Oh, that's what my doctor and I are doing.

 

[mariovitali]

Oh, that's what my doctor and I are doing.

I hear what you are saying but there are different ways to do "personalised" regimen. I read in one of your posts that you take Curcumin. Believe it or not this may be not good for you in the long run, despite being an anti-inflammatory.

Apart from this, you must find if a "Liver stressor" is at play. Have you checked yourself for Hemochromatosis for example? If yes, unfortunately there is a huge list of tests that you should do in order to completely rule out all the different things that may be affecting your Condition.

 

[Diwi9]

@mariovitali - I have a vague understanding of how your report was generated. What are the limitations to this effort? For example, it is dependent on studies that have been conducted, so that emerging work (like looking at neuroinflammation) may under influence the results? Have you attempted your algorithm by excluding certain studies or have a priority-ranking system for other studies? I'm just curious if you have looked at different methodologies and what the limitations are to your current methodology. It's great that researchers are paying attention to your work and I hope you can link up to continue your work with some collaboration.

 

[mariovitali]

@Diwi9

Thank you, you place a number of points that are valid. To answer your questions :

-The latest studies are being collected , analyzed using Natural Language Processing and added so that they are considered algorithmically. The process takes close to 3 days to complete every time a new Medical Topic is being added (...)

-At present there is no priority-ranking system (so for example prioritizing latest vs older research) or Research performed by experts in their field vs new scientists and so forth. But this is a good idea.

The thing is that it appears that the system learns at an unprecedented rate for other diseases as well and has come up with some hypotheses (which in my opinion do hold) which i would really like to show and share with researchers.

However, the Software should prove its findings on ME/CFS first before moving on to other diseases and conditions.

 

[Learner1]

I hear what you are saying but there are different ways to do "personalised" regimen.

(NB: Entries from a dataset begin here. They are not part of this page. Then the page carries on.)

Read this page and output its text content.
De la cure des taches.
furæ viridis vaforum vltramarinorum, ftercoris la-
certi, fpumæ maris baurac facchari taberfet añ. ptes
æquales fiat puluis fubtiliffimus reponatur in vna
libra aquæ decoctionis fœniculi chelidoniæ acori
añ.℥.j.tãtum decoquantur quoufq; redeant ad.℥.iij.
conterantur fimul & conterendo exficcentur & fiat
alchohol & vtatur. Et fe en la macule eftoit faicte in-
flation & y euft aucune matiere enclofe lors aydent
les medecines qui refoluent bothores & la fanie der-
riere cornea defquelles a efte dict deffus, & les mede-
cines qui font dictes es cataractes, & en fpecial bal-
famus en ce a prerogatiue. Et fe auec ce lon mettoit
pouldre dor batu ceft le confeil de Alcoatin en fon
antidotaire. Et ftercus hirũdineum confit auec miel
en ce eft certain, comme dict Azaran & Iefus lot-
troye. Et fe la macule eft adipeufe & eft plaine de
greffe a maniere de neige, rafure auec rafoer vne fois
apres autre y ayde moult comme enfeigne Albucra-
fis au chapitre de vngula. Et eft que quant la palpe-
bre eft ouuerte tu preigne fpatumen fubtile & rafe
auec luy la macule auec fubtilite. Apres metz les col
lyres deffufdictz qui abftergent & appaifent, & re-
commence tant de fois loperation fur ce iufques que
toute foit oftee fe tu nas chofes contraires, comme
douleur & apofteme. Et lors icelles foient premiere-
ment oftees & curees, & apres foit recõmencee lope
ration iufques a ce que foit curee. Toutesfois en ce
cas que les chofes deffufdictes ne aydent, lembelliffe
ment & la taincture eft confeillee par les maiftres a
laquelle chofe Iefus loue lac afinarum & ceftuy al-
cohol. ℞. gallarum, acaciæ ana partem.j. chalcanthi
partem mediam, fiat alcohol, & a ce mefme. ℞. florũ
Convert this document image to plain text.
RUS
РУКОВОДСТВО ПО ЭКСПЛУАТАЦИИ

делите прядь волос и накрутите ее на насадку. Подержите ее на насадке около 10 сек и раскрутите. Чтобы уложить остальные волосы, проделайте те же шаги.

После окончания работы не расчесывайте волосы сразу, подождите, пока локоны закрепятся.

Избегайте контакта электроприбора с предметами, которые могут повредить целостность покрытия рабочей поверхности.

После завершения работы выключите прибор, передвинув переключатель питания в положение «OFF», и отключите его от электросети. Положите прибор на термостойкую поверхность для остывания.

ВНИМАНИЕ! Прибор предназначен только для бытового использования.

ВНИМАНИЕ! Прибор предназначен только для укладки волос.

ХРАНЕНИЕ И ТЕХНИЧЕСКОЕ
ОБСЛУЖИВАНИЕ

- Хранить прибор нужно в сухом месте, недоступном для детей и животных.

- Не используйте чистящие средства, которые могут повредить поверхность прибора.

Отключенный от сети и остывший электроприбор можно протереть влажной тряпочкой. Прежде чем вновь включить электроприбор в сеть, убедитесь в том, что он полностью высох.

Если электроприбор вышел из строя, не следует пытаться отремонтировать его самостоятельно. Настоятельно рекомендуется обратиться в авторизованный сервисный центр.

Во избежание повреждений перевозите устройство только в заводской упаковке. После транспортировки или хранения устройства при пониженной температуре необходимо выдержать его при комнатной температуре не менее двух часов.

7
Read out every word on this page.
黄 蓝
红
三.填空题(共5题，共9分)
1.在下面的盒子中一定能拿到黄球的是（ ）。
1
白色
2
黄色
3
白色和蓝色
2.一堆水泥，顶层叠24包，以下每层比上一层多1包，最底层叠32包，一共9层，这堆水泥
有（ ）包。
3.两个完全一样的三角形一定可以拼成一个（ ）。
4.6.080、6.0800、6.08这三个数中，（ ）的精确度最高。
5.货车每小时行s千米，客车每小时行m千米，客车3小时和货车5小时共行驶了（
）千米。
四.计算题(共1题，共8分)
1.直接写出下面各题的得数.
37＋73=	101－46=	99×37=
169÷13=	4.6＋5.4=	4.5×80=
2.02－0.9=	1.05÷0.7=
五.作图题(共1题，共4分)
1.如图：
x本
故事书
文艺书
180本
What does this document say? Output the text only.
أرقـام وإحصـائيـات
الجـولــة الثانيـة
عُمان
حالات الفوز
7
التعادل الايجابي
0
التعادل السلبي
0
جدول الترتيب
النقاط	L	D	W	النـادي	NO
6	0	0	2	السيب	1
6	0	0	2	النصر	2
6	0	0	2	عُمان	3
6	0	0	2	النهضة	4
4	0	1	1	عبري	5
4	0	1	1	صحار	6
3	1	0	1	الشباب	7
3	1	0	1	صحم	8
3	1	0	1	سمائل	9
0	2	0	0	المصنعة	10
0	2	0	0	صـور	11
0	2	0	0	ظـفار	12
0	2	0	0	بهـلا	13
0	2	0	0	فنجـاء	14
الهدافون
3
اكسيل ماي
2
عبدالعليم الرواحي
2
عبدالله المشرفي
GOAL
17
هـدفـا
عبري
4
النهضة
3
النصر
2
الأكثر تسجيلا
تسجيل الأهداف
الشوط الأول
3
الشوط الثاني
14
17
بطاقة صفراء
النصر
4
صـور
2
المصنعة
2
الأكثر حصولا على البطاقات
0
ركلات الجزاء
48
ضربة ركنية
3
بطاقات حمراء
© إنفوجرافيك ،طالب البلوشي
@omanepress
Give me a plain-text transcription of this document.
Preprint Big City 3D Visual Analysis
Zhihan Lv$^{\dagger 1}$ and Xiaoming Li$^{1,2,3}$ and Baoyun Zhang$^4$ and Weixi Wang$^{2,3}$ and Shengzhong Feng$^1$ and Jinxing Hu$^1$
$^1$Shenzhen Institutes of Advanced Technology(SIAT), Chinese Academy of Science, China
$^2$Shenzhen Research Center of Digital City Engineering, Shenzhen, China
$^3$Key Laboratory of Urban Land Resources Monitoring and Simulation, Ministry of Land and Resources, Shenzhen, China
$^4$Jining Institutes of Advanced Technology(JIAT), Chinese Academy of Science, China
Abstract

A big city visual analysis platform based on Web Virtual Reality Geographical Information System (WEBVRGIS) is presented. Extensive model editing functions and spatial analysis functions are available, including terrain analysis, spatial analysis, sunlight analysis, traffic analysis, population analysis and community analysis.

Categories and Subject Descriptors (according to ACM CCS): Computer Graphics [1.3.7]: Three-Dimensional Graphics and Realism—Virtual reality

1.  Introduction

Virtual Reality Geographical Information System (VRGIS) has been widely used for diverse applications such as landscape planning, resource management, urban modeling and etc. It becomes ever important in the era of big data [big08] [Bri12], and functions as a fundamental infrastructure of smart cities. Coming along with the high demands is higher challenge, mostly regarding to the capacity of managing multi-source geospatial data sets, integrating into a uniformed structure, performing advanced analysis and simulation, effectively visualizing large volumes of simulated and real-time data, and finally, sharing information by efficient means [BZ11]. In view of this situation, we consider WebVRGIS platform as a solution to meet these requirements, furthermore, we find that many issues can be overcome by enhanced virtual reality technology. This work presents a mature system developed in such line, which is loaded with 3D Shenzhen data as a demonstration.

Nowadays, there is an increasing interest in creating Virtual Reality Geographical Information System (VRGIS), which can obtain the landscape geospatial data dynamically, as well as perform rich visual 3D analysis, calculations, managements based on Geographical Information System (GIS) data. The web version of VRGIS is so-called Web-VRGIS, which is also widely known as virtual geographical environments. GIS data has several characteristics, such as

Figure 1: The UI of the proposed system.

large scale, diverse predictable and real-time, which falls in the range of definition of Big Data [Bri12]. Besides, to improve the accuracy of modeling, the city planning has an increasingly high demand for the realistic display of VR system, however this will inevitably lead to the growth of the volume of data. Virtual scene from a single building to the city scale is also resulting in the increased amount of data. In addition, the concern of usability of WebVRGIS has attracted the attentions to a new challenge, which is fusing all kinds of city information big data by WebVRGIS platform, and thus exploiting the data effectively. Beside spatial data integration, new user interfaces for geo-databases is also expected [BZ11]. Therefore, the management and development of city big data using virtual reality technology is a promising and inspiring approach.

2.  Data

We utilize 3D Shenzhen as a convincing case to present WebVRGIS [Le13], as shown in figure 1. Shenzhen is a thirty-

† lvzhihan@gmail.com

Doing metabolomics testing to understand one's individual biochemistry is essential. Having an understanding of one's genes, environmental exposures, etc. is critical, too. Then, a clever doctor can personalize a plan that meets the individual's needs.

Apart from this, you must find if a "Liver stressor" is at play. Have you checked yourself for Hemochromatosis for example? If yes, unfortunately there is a huge list of tests that you should do in order to completely rule out all the different things that may be affecting your Condition.

We are all unique individuals with unique genes and environmental factors. It is pretty impossible for scientists to come up with sports of identical patients to run experiments are. We are not identical widgets.

Yes, I have hemachromatosis, and it has been treated. I had some other things, like chlamydia pneumoniae and heavy metal toxicity stressing my liver.

You make a good point that genetic conditions should be identified in individuals. I also have a lot of other interesting genes that may be impacting my situation, as other patients do, too.

I read in one of your posts that you take Curcumin. Believe it or not this may be not good for you in the long run, despite being an anti-inflammatory

As for curcumin, I have benefited in multiple situations from it. It has different mechanisms of action, which I have found to be extremely effective, and which are based on sound science. It is a COX-2 inhibitor, is a broad spectrum Phase II detoxifier, and has cancer-fighting properties. I have seen it reverse cancers that have been resistant to multiple chemo regimens. In my case, it has helped with removing toxic arsenic metabolites stuck halfway through the detox process. It has also calmed down brain and intestinal inflammation caused by intravenous immunoglobulins.

I suspect your network needs a few more data points to take into account all of my issues before recommending whether treatments that will or won't work. Real life is more complex than most studies.